Na verdade, o último grande trabalho de Otsuka como animador foi em 1985, em Sherlock Hound. A essa altura, ele já havia começado a transmitir sua paixão por compartilhar seu conhecimento: pelos próximos 35 anos, ele ensinaria e daria palestras em locais tão diversos como a própria Telecom, o Instituto de Animação da Toei, a Academia de Animação Yoyogi, escolas de animação de Taiwan e França e no estúdio Ghibli. Uma lista completa de todos os homens e mulheres que ele ensinou seria interminável, mas entre eles encontramos o designer de personagens de Evangelion, Yoshiyuki Sadamoto, o gênio animador Shinji Hashimoto, mas também artistas estrangeiros, como o animador francês Ken Arto; e isso nem mesmo começa a incluir todos os que ele inspirou indiretamente, isto é, sem realmente tê-los conhecido ou ensinado.Otsuka parece ter sempre tido consciência do seu papel na história dessa indústria de anime e, juntamente com os seus amigos da Ghibli, sempre dedicou tempo a refazer a evolução da forma da arte.
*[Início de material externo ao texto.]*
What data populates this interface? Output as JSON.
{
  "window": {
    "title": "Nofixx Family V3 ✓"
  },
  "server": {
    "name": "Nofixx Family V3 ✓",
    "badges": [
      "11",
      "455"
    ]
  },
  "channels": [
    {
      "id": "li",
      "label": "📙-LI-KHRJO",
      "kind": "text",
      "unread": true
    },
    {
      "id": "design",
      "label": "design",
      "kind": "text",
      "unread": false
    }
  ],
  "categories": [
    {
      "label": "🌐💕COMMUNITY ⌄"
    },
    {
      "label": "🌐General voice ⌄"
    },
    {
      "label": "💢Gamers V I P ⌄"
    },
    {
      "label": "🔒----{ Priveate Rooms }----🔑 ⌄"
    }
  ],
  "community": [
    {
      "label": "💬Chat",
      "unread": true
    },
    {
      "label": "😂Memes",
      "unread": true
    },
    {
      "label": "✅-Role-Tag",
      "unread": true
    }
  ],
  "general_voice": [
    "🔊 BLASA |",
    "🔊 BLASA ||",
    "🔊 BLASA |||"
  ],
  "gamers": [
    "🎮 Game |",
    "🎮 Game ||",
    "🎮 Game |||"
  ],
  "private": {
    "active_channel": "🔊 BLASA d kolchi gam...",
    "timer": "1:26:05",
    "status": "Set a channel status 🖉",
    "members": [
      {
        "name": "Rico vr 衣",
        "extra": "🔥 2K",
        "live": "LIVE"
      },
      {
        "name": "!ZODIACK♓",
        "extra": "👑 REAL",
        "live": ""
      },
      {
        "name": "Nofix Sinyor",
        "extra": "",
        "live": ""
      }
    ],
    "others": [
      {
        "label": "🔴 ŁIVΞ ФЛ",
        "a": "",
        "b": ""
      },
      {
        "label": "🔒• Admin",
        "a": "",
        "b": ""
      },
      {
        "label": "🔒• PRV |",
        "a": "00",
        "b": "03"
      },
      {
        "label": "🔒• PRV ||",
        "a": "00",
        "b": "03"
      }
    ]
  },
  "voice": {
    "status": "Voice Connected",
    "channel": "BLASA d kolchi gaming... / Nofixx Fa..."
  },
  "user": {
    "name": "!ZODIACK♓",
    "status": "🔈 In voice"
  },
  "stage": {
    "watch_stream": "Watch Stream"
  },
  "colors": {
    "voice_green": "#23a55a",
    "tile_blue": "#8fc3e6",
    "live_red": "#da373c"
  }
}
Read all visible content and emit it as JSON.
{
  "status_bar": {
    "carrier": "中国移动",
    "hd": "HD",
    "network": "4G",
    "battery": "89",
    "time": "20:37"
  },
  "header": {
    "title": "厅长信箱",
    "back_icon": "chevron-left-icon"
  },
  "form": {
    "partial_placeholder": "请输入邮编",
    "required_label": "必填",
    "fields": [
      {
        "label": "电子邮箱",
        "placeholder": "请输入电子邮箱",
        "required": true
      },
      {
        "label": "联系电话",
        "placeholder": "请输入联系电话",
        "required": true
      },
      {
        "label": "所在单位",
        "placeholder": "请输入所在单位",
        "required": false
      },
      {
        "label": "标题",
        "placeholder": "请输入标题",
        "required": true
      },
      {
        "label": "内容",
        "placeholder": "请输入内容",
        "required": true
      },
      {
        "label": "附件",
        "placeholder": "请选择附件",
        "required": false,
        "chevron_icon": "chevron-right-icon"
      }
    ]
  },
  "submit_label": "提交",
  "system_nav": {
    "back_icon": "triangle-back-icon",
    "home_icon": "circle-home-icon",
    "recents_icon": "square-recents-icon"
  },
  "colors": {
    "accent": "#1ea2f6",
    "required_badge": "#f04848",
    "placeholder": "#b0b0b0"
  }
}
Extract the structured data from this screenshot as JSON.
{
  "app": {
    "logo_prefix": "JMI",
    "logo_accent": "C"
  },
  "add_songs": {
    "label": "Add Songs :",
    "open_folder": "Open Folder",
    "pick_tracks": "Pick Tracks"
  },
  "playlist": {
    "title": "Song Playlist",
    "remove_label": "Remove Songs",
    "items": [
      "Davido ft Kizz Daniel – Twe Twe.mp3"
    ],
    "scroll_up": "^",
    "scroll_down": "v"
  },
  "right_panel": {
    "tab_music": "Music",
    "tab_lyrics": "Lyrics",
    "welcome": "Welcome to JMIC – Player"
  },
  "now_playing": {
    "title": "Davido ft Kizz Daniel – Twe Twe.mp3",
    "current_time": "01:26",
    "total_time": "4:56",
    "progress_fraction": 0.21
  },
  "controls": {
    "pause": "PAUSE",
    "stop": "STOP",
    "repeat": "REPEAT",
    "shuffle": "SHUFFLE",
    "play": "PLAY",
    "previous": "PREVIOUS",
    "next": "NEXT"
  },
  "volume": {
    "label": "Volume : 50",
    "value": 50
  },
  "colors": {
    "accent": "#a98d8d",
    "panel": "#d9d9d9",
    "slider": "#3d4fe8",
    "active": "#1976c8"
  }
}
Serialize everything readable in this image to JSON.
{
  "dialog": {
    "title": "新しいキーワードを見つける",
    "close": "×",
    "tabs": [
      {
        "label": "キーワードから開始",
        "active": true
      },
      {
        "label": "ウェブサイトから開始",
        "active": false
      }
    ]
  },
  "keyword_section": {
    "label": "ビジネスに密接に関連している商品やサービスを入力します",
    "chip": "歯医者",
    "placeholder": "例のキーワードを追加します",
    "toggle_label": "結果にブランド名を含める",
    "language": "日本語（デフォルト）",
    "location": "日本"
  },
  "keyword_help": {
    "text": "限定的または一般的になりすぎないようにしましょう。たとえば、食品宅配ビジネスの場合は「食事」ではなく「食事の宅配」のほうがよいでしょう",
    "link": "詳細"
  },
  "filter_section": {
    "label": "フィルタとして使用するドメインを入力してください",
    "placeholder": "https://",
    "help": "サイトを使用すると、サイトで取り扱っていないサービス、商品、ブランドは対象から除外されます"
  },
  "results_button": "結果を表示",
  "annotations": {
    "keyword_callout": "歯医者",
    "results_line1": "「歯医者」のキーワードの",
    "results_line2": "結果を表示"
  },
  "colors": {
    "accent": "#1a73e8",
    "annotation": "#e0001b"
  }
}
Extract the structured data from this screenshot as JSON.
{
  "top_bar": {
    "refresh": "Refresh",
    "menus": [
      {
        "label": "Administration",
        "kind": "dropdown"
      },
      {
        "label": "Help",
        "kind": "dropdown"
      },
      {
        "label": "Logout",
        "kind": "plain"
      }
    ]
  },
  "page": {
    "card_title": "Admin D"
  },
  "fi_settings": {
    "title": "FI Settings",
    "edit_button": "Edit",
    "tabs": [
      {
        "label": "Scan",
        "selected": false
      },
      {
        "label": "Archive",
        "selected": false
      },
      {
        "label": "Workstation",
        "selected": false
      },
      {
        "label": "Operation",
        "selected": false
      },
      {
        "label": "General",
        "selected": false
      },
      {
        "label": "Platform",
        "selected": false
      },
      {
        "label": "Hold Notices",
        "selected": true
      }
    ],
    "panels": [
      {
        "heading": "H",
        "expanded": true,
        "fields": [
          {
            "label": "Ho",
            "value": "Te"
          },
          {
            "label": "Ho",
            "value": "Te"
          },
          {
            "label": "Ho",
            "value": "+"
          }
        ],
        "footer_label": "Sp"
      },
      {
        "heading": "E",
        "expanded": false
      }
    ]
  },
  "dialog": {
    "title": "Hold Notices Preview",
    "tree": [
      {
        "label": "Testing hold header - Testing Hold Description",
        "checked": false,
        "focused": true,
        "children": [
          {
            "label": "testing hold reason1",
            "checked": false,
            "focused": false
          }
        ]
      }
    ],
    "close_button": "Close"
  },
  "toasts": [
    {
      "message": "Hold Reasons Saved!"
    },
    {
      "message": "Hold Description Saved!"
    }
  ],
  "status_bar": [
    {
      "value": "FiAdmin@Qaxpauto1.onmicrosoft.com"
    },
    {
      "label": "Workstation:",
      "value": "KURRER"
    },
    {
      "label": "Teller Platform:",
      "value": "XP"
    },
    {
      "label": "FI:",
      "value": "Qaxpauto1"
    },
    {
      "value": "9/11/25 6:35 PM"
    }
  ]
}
Ele contribuiu para muitos livros e exposições, sendo a mais abrangente, sem dúvida, suas próprias memórias, o livro de ilustração sakuga Ase Mamire de 1983.

Refazer a carreira de Yasuo Otsuka é simplesmente refazer a história da animação japonesa moderna, desde o início até hoje. É simplesmente impossível estimar totalmente o talento e a importância de um dos maiores animadores do Japão e, mesmo após sua morte, seu legado viverá para sempre. Além de todas as obras-primas que ele produziu e gênios que treinou, a maior descoberta de Otsuka foi simplesmente o poder que está por trás do movimento. Ele percebeu que, além de qualquer aspecto técnico, a animação tem uma expressividade própria, e que o amor que o animador individual coloca em seu trabalho sempre se transfere para o espectador. A vida e a carreira de Otsuka provavelmente foram moldadas por uma coisa simples: paixão. Paixão pelas máquinas que amava admirar e desenhar, pelas pessoas que conheceu e trocou experiências, além da paixão pela sua arte. Isso é o que o torna atemporal, ele e sua obra serão lembrados eternamente.